To fulfill a vow of salvation from the disastrous plague of 1575–1576 the Venetian Senate commissioned Palladio to build the Church of the Redentore (1576–1592). Perhaps influenced by the Church of the Gesù in Rome, it is a wide basilica with side chapels and a trilobed crossing with deep choir. The facade, approached by monumental stairs, is a more unified version of his earlier church facades. For the Villa Barbaro at Maser he designed a separate chapel, the Tempietto (1579–1580), modeled on the ancient Roman Pantheon.

Palladio executed a theater, the Teatro Olimpico (1580), in Vicenza for the Accademia Olimpica. Based on the design of an ancient Roman theater, the auditorium is segmental in plan, facing a stage modeled on a Roman scaenae frons. The perspective stage scenery in wood and stucco was added by Vincenzo Scamozzi after Palladio's design. On Aug. 19, 1580, Palladio died in Vicenza.


His Influence. Through his treatise Palladio exerted a dominant influence on architecture for over 2 centuries, particularly in northern Europe.

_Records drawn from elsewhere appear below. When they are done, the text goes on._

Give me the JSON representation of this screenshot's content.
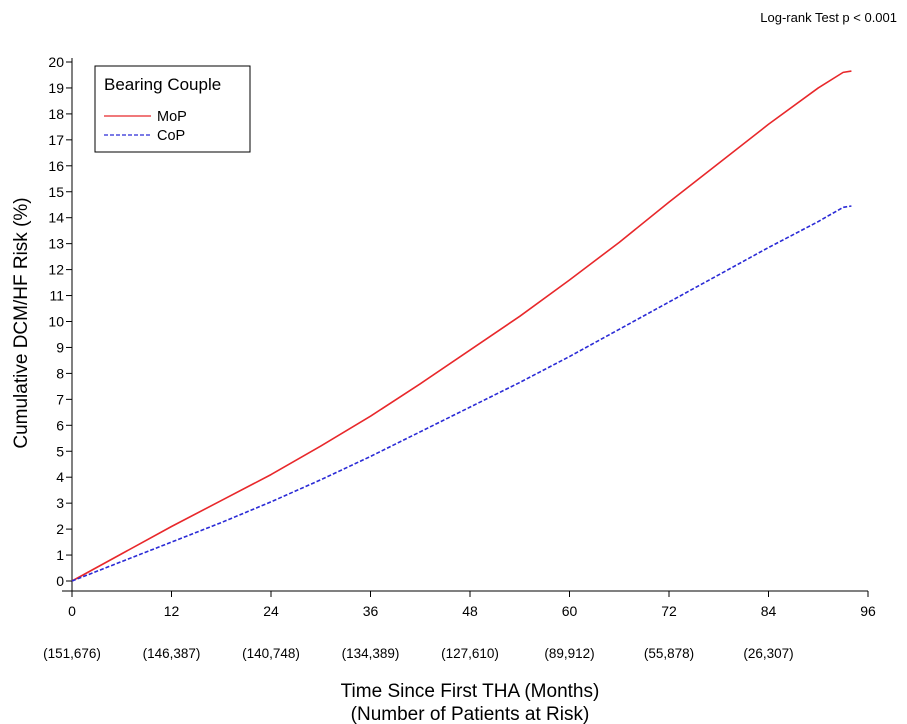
{
  "chart_data": {
    "type": "line",
    "annotation": "Log-rank Test p < 0.001",
    "xlabel": "Time Since First THA (Months)",
    "xlabel2": "(Number of Patients at Risk)",
    "ylabel": "Cumulative DCM/HF Risk (%)",
    "xlim": [
      0,
      96
    ],
    "ylim": [
      0,
      20
    ],
    "x_ticks": [
      0,
      12,
      24,
      36,
      48,
      60,
      72,
      84,
      96
    ],
    "x_tick_labels": [
      "0",
      "12",
      "24",
      "36",
      "48",
      "60",
      "72",
      "84",
      "96"
    ],
    "y_ticks": [
      0,
      1,
      2,
      3,
      4,
      5,
      6,
      7,
      8,
      9,
      10,
      11,
      12,
      13,
      14,
      15,
      16,
      17,
      18,
      19,
      20
    ],
    "y_tick_labels": [
      "0",
      "1",
      "2",
      "3",
      "4",
      "5",
      "6",
      "7",
      "8",
      "9",
      "10",
      "11",
      "12",
      "13",
      "14",
      "15",
      "16",
      "17",
      "18",
      "19",
      "20"
    ],
    "grid": false,
    "legend": {
      "title": "Bearing Couple",
      "placement": "top-left"
    },
    "patients_at_risk": [
      {
        "x": 0,
        "label": "(151,676)"
      },
      {
        "x": 12,
        "label": "(146,387)"
      },
      {
        "x": 24,
        "label": "(140,748)"
      },
      {
        "x": 36,
        "label": "(134,389)"
      },
      {
        "x": 48,
        "label": "(127,610)"
      },
      {
        "x": 60,
        "label": "(89,912)"
      },
      {
        "x": 72,
        "label": "(55,878)"
      },
      {
        "x": 84,
        "label": "(26,307)"
      }
    ],
    "series": [
      {
        "name": "MoP",
        "color": "#e8282b",
        "dash": "solid",
        "x": [
          0,
          6,
          12,
          18,
          24,
          30,
          36,
          42,
          48,
          54,
          60,
          66,
          72,
          78,
          84,
          90,
          93,
          94
        ],
        "y": [
          0,
          1.05,
          2.1,
          3.1,
          4.1,
          5.2,
          6.35,
          7.6,
          8.9,
          10.2,
          11.6,
          13.05,
          14.6,
          16.1,
          17.6,
          19.0,
          19.6,
          19.65
        ]
      },
      {
        "name": "CoP",
        "color": "#2b2bd6",
        "dash": "dashed",
        "x": [
          0,
          6,
          12,
          18,
          24,
          30,
          36,
          42,
          48,
          54,
          60,
          66,
          72,
          78,
          84,
          90,
          93,
          94
        ],
        "y": [
          0,
          0.75,
          1.5,
          2.25,
          3.05,
          3.9,
          4.8,
          5.75,
          6.7,
          7.65,
          8.65,
          9.7,
          10.75,
          11.8,
          12.85,
          13.85,
          14.4,
          14.45
        ]
      }
    ]
  }
}
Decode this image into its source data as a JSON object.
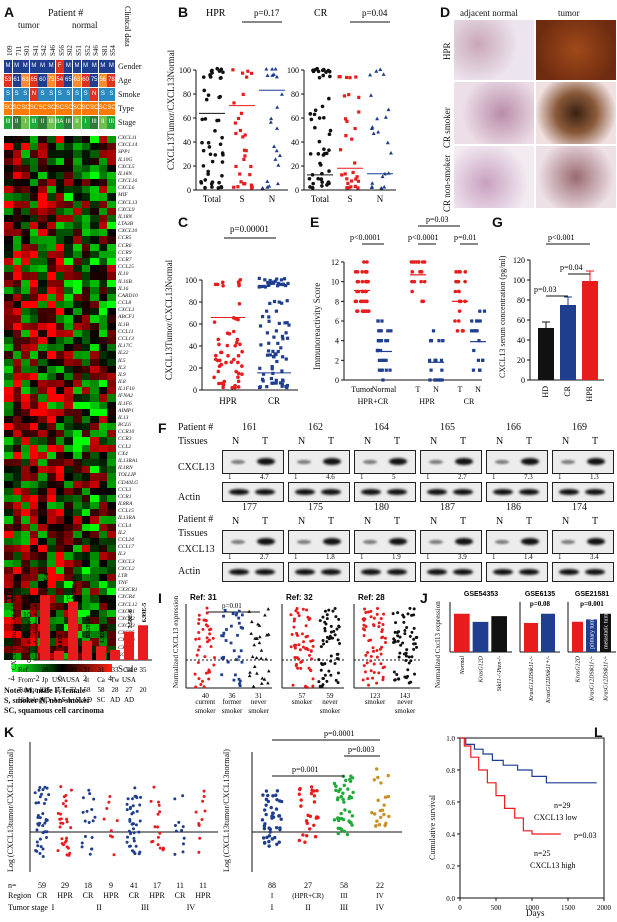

There were two major periods of Palladianism in England. In the first half of the 17th century Inigo Jones converted English architecture to the Italianate Renaissance by introducing Palladio's style, seen best in the Banqueting Hall, Whitehall, London, and the Queen's House, Greenwich. The second wave of Palladianism was fostered in the early 18th century by the Earl of Burlington. Palladio's treatise was published in 1715 in an English translation by Giacomo Leoni. American architecture felt the impact in the late 18th and early 19th century, as seen in Thomas Jefferson's Monticello.